Indonesia Butuh Kolaborasi dengan Negara Maju untuk Tangani Perubahan Iklim
Deputi Koordinator Bidang Infrastruktur dan Transportasi Kementerian Koordinator Bidang Kemaritiman dan Investasi (Kemenko Marves) Rachmat Kaimuddin, mengatakan kerja sama serta kolaboratif antarnegara merupakan salah satu hal yang sangat penting dalam mengatasi perubahan iklim yang terjadi di dunia.
"Untuk mengatasi perubahan iklim yang terjadi di dunia, kita memerlukan pendekatan kolaboratif antara negara maju dan negara berkembang, tanpa mengabaikan nilai kemanusiaan. Kolaborasi bukanlah pilihan, melainkan keharusan,” ujar Rachmat dalam acara Indonesia International Sustainability Forum (ISF) 2024, Jakarta, Jumat (06/09).

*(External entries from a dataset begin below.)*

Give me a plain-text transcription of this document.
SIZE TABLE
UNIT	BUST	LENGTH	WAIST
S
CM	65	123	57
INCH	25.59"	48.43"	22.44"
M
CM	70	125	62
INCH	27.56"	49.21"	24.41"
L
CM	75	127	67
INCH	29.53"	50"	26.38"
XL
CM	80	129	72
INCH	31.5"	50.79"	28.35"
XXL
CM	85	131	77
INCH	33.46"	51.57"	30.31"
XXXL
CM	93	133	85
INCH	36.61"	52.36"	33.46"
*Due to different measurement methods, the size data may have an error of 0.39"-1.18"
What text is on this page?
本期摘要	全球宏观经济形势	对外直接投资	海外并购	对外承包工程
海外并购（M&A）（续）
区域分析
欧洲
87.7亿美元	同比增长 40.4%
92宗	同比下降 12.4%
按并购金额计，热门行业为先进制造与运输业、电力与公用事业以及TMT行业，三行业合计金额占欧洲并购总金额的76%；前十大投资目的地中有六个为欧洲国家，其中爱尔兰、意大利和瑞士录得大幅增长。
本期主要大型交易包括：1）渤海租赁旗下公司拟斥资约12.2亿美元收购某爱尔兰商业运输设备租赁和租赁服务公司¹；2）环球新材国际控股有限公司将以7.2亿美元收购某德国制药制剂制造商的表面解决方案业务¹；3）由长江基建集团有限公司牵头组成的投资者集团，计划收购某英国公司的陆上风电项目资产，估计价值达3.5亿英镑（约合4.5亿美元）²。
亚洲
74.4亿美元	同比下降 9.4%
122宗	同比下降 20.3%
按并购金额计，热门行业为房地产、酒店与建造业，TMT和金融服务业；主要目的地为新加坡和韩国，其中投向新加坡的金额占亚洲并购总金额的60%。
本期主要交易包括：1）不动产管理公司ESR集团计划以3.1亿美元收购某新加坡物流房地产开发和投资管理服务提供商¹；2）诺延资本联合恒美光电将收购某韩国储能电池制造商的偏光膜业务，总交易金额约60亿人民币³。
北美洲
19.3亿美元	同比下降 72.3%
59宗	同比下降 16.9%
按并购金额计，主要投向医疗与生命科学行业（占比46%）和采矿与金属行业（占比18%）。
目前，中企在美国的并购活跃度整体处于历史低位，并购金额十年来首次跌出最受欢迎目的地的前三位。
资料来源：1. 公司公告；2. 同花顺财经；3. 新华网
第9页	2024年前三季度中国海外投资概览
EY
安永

Rachmat mengatakan, Indonesia tidak dapat mencapai skala perubahan yang dibutuhkan dalam mengatasi perubahan iklim tanpa kolaborasi dan investasi dari negara-negara maju, riset dan teknologi yang dapat diakses, dan pendanaan yang menguntungkan negara-negara berkembang sekalipun.
Ia menilai pentingnya membawa narasi negara-negara berkembang. Pasalnya, semua pihak harus saling memahami untuk menciptakan kolaborasi,
"Jelas negara-negara berkembang lebih memahami isu ini, mereka memiliki lebih banyak akses ke teknologi, tetapi mungkin kurang memahami apa yang terjadi di tempat-tempat seperti Indonesia. Itulah sebabnya kami membawa diskusi penting ini lebih dekat ke rumah, di sini, di ISF di Jakarta,” ujarnya.

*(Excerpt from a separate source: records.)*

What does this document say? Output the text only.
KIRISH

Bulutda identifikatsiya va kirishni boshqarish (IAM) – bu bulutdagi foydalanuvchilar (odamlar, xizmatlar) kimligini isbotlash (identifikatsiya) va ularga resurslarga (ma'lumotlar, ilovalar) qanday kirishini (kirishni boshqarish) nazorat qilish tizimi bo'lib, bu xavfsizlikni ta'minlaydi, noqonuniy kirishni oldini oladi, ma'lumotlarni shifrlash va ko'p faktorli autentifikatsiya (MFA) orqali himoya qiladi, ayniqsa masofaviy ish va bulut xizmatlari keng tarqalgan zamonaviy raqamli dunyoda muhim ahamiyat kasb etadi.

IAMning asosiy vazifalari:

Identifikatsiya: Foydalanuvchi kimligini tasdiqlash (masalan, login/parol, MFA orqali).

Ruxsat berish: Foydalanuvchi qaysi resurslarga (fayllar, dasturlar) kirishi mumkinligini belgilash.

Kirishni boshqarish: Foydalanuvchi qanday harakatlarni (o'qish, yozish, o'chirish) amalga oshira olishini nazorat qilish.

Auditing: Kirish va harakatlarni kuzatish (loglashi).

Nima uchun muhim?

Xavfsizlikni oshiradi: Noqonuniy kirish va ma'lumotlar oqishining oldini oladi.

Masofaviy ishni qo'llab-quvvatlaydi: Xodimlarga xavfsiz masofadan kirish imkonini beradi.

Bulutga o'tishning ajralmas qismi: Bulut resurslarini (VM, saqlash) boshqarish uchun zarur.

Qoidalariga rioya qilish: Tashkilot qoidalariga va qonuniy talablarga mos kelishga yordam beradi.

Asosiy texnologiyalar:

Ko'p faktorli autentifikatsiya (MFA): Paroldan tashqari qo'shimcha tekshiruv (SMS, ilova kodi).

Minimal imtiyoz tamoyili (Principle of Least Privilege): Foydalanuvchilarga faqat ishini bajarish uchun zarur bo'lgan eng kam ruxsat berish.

Rachmat mengatakan, telah dilaksanakan 5 (lima) plenary sections, 6 (enam) thematics, 3 (tiga) high level dialogues, 3 interactive mini-sessions serta 14 MOUs and partnerships pada pelaksanaan hari pertama ISF 2024. Dalam pelaksanaan ISF 2024 juga terjalin beberapa kolaborasi.
Menurutnya, transisi energi itu rumit dan membutuhkan waktu—tidak ada jalan pintas, oleh sebab itu Indonesia harus mengatasinya dari berbagai sudut pandang. Meskipun sains, teknologi, dan solusi yang Indonesia miliki saat ini mungkin tidak sempurna, semuanya sudah membuat perbedaan, dan akan terus berkembang.

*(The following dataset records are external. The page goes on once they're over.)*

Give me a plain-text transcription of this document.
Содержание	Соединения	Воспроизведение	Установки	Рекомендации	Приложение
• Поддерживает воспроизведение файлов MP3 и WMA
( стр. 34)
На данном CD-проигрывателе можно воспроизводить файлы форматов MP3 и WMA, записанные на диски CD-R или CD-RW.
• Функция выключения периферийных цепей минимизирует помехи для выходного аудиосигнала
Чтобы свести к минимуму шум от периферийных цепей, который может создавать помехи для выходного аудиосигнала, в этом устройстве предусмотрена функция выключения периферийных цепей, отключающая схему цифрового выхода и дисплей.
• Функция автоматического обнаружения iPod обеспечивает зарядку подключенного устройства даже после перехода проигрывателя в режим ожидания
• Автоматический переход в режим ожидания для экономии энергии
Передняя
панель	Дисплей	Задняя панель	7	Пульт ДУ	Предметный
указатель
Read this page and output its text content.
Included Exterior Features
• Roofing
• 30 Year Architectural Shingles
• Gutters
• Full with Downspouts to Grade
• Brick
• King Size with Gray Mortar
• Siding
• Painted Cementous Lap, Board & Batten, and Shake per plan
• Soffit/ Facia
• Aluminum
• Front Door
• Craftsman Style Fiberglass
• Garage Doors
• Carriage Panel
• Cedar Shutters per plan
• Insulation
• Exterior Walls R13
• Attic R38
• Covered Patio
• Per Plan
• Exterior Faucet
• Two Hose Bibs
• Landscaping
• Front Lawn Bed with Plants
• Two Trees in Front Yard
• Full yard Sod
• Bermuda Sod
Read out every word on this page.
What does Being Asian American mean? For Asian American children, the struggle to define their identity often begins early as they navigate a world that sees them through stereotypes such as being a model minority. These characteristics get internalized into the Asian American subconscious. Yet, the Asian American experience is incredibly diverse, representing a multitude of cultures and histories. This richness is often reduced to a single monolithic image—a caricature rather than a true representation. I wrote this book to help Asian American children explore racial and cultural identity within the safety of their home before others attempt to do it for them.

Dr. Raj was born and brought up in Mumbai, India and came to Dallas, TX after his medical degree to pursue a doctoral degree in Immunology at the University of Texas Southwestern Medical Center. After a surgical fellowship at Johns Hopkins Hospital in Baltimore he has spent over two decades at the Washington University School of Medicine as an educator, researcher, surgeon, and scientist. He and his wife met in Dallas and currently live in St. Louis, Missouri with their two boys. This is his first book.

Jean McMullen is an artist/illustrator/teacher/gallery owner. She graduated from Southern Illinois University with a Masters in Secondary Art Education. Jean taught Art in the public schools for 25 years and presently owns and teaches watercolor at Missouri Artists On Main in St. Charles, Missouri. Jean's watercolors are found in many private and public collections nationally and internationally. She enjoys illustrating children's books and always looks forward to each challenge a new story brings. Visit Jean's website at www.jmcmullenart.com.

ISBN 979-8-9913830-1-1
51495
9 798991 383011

Untuk menjaga momentum tersebut, Indonesia perlu berinvestasi lebih banyak dalam teknologi, penelitian dan pengembangan, infrastruktur energi, proyek hijau, dan yang terpenting, pada sumber daya manusia.
Selain itu, ia menekankan bahwa transisi ini bukan sekadar peluang untuk mengurangi perubahan iklim, namun juga merupakan kesempatan untuk mengamankan energi yang terjangkau dan mendorong pertumbuhan ekonomi—tanpa mengorbankan salah satunya.
Pasalnya, Setiap orang dan segala hal harus beradaptasi dengan kebijakan, struktur pembiayaan, praktik industri, dan perilaku konsumen semuanya perlu berkembang. Tantangan ini melampaui politik, dimana pemerintah perlu bekerja dengan masyarakat untuk menyebarkan pemahaman dan mendorong tindakan kolektif.
"Berkali-kali saya merasakan semangat kolaborasi terbuka, dan saya tetap berharap, bahkan optimis, bahwa bersama-sama kita dapat membangun dunia yang berkelanjutan,” tutupnya.